Figure 3. Characterization of synergism in Ls174T cells.

(A) Cells were treated with 100 μM FTS, 0.25 μM PKF115-584 or 50 nM pyrvinium, alone or in combinations, or vehicle, for 6 days. Cell culture viability was assessed on days 3, 4 and 6 by MTS. The relative OD compared to vehicle-treated control cells was recorded as surviving fraction. (B) Ls174T cells were cultured for 3 days in the presence of the indicated compounds (same concentrations as in [A]); in parallel, Ls174T cells carrying inducible siRNAs (siNT, non-targeting; siBC, anti-β-catenin; siKR, anti-KRAS) were treated with doxycycline for the same time. Apoptosis was determined by annexin V/propidium iodide double staining. The percentage of early apoptotic cells (annexin V-positive/propidium iodide-negative) is reported in the graph. (C) Ls174T cells were treated with PKF115-584 (0.5 μM), pyrvinium (50 nM) and FTS (100 μM), alone or in combination, for 24 hours and c-myc expression was evaluated by real-time PCR using GAPDH as a reference gene. Expression was normalized on vehicle-treated control cells. (D) The cells were incubated for 72 hours with inhibitors and cell lysates probed with anti-survivin and β-actin antibodies. (E–F) Ten thousand Ls174T cells were grown in soft-agar in the presence of PKF115-584 (0.1 μM), pyrvinium (25 nM), FTS (50 μM), alone or combined. Large colonies were counted 20 days later. The number of colonies formed by untreated control cells is set as 100% (E). Representative photographs are shown in panel (F). Statistical analysis: see legend to figure 2.

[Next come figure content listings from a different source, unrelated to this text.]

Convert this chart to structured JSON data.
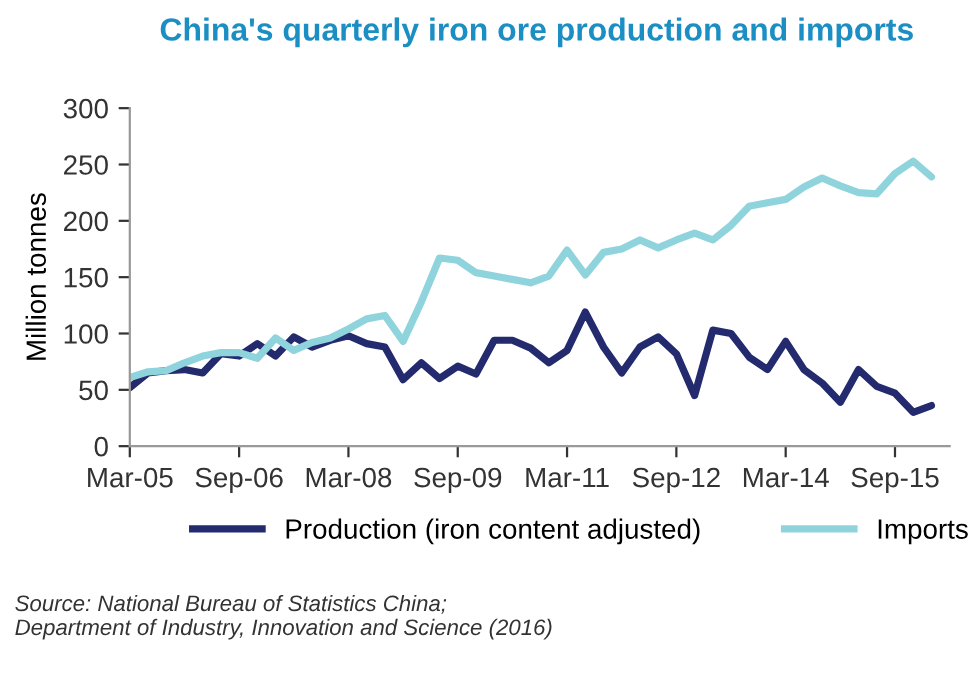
{
  "chart_data": {
    "type": "line",
    "title": "China's quarterly iron ore production and imports",
    "ylabel": "Million tonnes",
    "categories": [
      "Mar-05",
      null,
      null,
      null,
      null,
      null,
      "Sep-06",
      null,
      null,
      null,
      null,
      null,
      "Mar-08",
      null,
      null,
      null,
      null,
      null,
      "Sep-09",
      null,
      null,
      null,
      null,
      null,
      "Mar-11",
      null,
      null,
      null,
      null,
      null,
      "Sep-12",
      null,
      null,
      null,
      null,
      null,
      "Mar-14",
      null,
      null,
      null,
      null,
      null,
      "Sep-15",
      null,
      null
    ],
    "series": [
      {
        "name": "Production (iron content adjusted)",
        "color": "#232a6e",
        "values": [
          52,
          65,
          67,
          68,
          65,
          82,
          80,
          91,
          80,
          97,
          88,
          94,
          98,
          91,
          88,
          59,
          74,
          60,
          71,
          64,
          94,
          94,
          87,
          74,
          85,
          119,
          88,
          65,
          88,
          97,
          82,
          45,
          103,
          100,
          79,
          68,
          93,
          68,
          56,
          39,
          68,
          53,
          47,
          30,
          36
        ]
      },
      {
        "name": "Imports",
        "color": "#8fd4dd",
        "values": [
          61,
          66,
          67,
          74,
          80,
          83,
          83,
          78,
          96,
          85,
          92,
          96,
          104,
          113,
          116,
          93,
          128,
          167,
          165,
          154,
          151,
          148,
          145,
          151,
          174,
          152,
          172,
          175,
          183,
          176,
          183,
          189,
          183,
          196,
          213,
          216,
          219,
          230,
          238,
          231,
          225,
          224,
          242,
          253,
          239
        ]
      }
    ],
    "ylim": [
      0,
      300
    ],
    "yticks": [
      0,
      50,
      100,
      150,
      200,
      250,
      300
    ],
    "grid": false,
    "legend": "bottom",
    "line_style": "solid",
    "marker": "none",
    "annotations": [
      "Source: National Bureau of Statistics China;\nDepartment of Industry, Innovation and Science (2016)"
    ]
  }
}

Figure 4. Expression analysis of selected genes after inhibitors treatments.

Ls174T cells were treated for 24 or 72 hours with inhibitors and a panel of genes focused on Wnt, Ras and apoptosis pathways was studied by QPCR using a 96-well array (A) or standard real-time PCR (B). The graphs in (B) show expression fold change compared to vehicle-treated controls. (C) Summary table reporting real-time PCR data analysis from all cell lines. Filled boxes indicate synergistic effect on gene expression (>2-fold change versus every single treatment). PY  =  pyrvinium.